How to account for a flat tax
How to account for a flat tax

Instructions

Step 1

Advance payments for the single tax are paid by the 25th day of the first month for the past reporting period. The single tax payable after the tax period is due until March 31 of the year following the previous tax period. Sometimes a taxpayer, after paying the single tax, as well as submitting the declaration, discovers an error leading to the fact that the advance on the tax, according to the declaration, is overstated or understated. In this case, the taxpayer has the right to eliminate inaccuracies by filing a revised tax return.

Step 2

If, after correcting the error, the amount of tax increases, then the revised tax return must be submitted without fail. In addition, the taxpayer will have to pay a penalty interest. In the event that the advance payment was paid in a larger amount than necessary, it is not necessary to submit an updated declaration, since the overpayment will be offset in the next reporting period.

Step 3

The minimum tax is payable if the total amount of the calculated tax for the tax period is less than the amount of the minimum tax. The amount of the minimum tax for the tax period is calculated at the rate of 1% of the tax base, which is determined in accordance with the Tax Code.
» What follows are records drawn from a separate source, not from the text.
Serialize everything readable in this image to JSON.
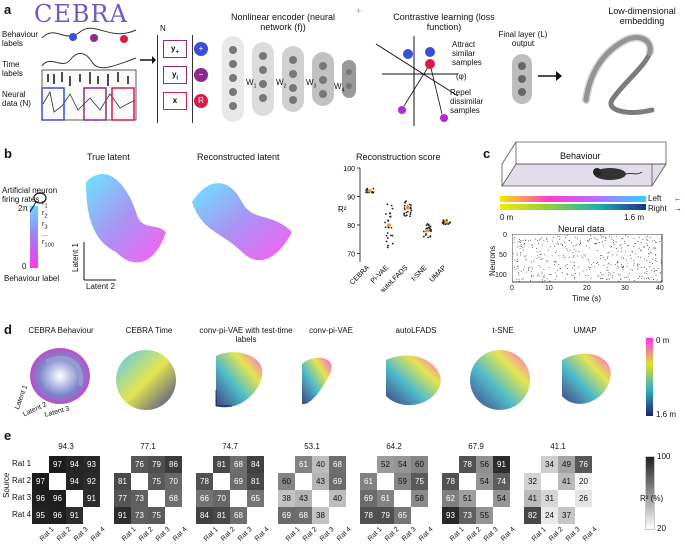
{
  "panel_letters": {
    "a": "a",
    "b": "b",
    "c": "c",
    "d": "d",
    "e": "e"
  },
  "colors": {
    "cebra_brand": "#6a5acd",
    "plus_blue": "#3a4fd8",
    "plus_purple": "#8d2a8c",
    "red_node": "#d81b4a",
    "magenta": "#e000e0",
    "cyan": "#35d7ff"
  },
  "panel_a": {
    "logo": "CEBRA",
    "behaviour_labels": "Behaviour labels",
    "time_labels": "Time labels",
    "neural_data": "Neural data (N)",
    "n_label": "N",
    "y_plus": "y",
    "y_plus_sub": "+",
    "y_i": "y",
    "y_i_sub": "i",
    "x_label": "x",
    "node_plus": "+",
    "node_minus": "−",
    "node_r": "R",
    "encoder_title": "Nonlinear encoder (neural network (f))",
    "weights": [
      "W",
      "W",
      "W",
      "W"
    ],
    "weight_subs": [
      "1",
      "2",
      "3",
      "4"
    ],
    "plus_sign": "+",
    "contrastive_title": "Contrastive learning (loss function)",
    "attract": "Attract similar samples",
    "phi": "(φ)",
    "repel": "Repel dissimilar samples",
    "final_layer": "Final layer (L) output",
    "embedding_title": "Low-dimensional embedding"
  },
  "panel_b": {
    "true_latent": "True latent",
    "reconstructed_latent": "Reconstructed latent",
    "firing_rates": "Artificial neuron firing rates",
    "r_labels": [
      "r",
      "r",
      "r",
      "...",
      "r"
    ],
    "r_subs": [
      "1",
      "2",
      "3",
      "",
      "100"
    ],
    "scale_top": "2π",
    "scale_bottom": "0",
    "behaviour_label": "Behaviour label",
    "latent1": "Latent 1",
    "latent2": "Latent 2"
  },
  "chart_data": {
    "type": "scatter",
    "title": "Reconstruction score",
    "ylabel": "R²",
    "categories": [
      "CEBRA",
      "Pi-VAE",
      "autoLFADS",
      "t-SNE",
      "UMAP"
    ],
    "yticks": [
      70,
      80,
      90,
      100
    ],
    "ylim": [
      67,
      100
    ],
    "means": [
      92,
      80,
      86,
      78,
      81
    ],
    "spread": [
      0.8,
      8,
      3,
      2.5,
      0.8
    ]
  },
  "panel_c": {
    "behaviour": "Behaviour",
    "left": "Left",
    "right": "Right",
    "pos_start": "0 m",
    "pos_end": "1.6 m",
    "neural_data": "Neural data",
    "ylabel": "Neurons",
    "yticks": [
      "0",
      "50",
      "100"
    ],
    "xticks": [
      "0",
      "10",
      "20",
      "30",
      "40"
    ],
    "xlabel": "Time (s)"
  },
  "panel_d": {
    "titles": [
      "CEBRA Behaviour",
      "CEBRA Time",
      "conv-pi-VAE with test-time labels",
      "conv-pi-VAE",
      "autoLFADS",
      "t-SNE",
      "UMAP"
    ],
    "colorbar_top": "0 m",
    "colorbar_bottom": "1.6 m",
    "latent1": "Latent 1",
    "latent2": "Latent 2",
    "latent3": "Latent 3"
  },
  "panel_e": {
    "source": "Source",
    "rows": [
      "Rat 1",
      "Rat 2",
      "Rat 3",
      "Rat 4"
    ],
    "cols": [
      "Rat 1",
      "Rat 2",
      "Rat 3",
      "Rat 4"
    ],
    "colorbar_top": "100",
    "colorbar_bottom": "20",
    "colorbar_label": "R² (%)",
    "matrices": [
      {
        "mean": "94.3",
        "cells": [
          [
            "",
            "97",
            "94",
            "93"
          ],
          [
            "97",
            "",
            "94",
            "92"
          ],
          [
            "96",
            "96",
            "",
            "91"
          ],
          [
            "95",
            "96",
            "91",
            ""
          ]
        ]
      },
      {
        "mean": "77.1",
        "cells": [
          [
            "",
            "76",
            "79",
            "86"
          ],
          [
            "81",
            "",
            "75",
            "70"
          ],
          [
            "77",
            "73",
            "",
            "68"
          ],
          [
            "91",
            "73",
            "75",
            ""
          ]
        ]
      },
      {
        "mean": "74.7",
        "cells": [
          [
            "",
            "81",
            "68",
            "84"
          ],
          [
            "78",
            "",
            "69",
            "81"
          ],
          [
            "66",
            "70",
            "",
            "65"
          ],
          [
            "84",
            "81",
            "68",
            ""
          ]
        ]
      },
      {
        "mean": "53.1",
        "cells": [
          [
            "",
            "61",
            "40",
            "68"
          ],
          [
            "60",
            "",
            "43",
            "69"
          ],
          [
            "38",
            "43",
            "",
            "40"
          ],
          [
            "69",
            "68",
            "38",
            ""
          ]
        ]
      },
      {
        "mean": "64.2",
        "cells": [
          [
            "",
            "52",
            "54",
            "60"
          ],
          [
            "61",
            "",
            "59",
            "75"
          ],
          [
            "69",
            "61",
            "",
            "58"
          ],
          [
            "78",
            "79",
            "65",
            ""
          ]
        ]
      },
      {
        "mean": "67.9",
        "cells": [
          [
            "",
            "78",
            "56",
            "91"
          ],
          [
            "78",
            "",
            "54",
            "74"
          ],
          [
            "62",
            "51",
            "",
            "54"
          ],
          [
            "93",
            "73",
            "55",
            ""
          ]
        ]
      },
      {
        "mean": "41.1",
        "cells": [
          [
            "",
            "34",
            "49",
            "76"
          ],
          [
            "32",
            "",
            "41",
            "20"
          ],
          [
            "41",
            "31",
            "",
            "26"
          ],
          [
            "82",
            "24",
            "37",
            ""
          ]
        ]
      }
    ]
  }
}
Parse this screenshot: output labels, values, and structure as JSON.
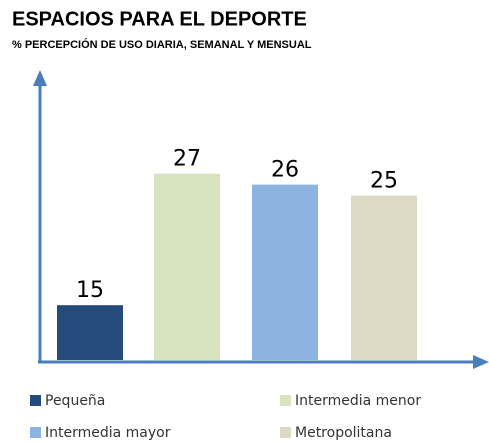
{
  "chart_data": {
    "type": "bar",
    "title": "ESPACIOS PARA EL DEPORTE",
    "subtitle": "% PERCEPCIÓN DE USO DIARIA, SEMANAL Y MENSUAL",
    "ylim": [
      10,
      36
    ],
    "series": [
      {
        "name": "Pequeña",
        "color": "#254a7c",
        "values": [
          15
        ]
      },
      {
        "name": "Intermedia menor",
        "color": "#d7e4bd",
        "values": [
          27
        ]
      },
      {
        "name": "Intermedia mayor",
        "color": "#8db3e2",
        "values": [
          26
        ]
      },
      {
        "name": "Metropolitana",
        "color": "#ddd9c3",
        "values": [
          25
        ]
      }
    ]
  }
}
To take into account the tax, you need to multiply the total amount of income that increase the tax base according to the Book of Accounting by 1%.

Step 4

Typically, the tax authorities are in no hurry to refund the overpaid advance payment, so the taxpayer must set off the overpaid amount towards the payment of a single tax in the next year, starting from the first quarter. In the annual declaration, the payment of advance payments must be indicated, otherwise the tax authorities may not return the overpaid amount.

Step 5

In addition, when calculating the tax base in the next period, the taxpayer may include in the expenses the difference between the paid minimum tax and the calculated single tax. The amount of overpaid tax is offset against future payments for the single tax only on the basis of a taxpayer's application.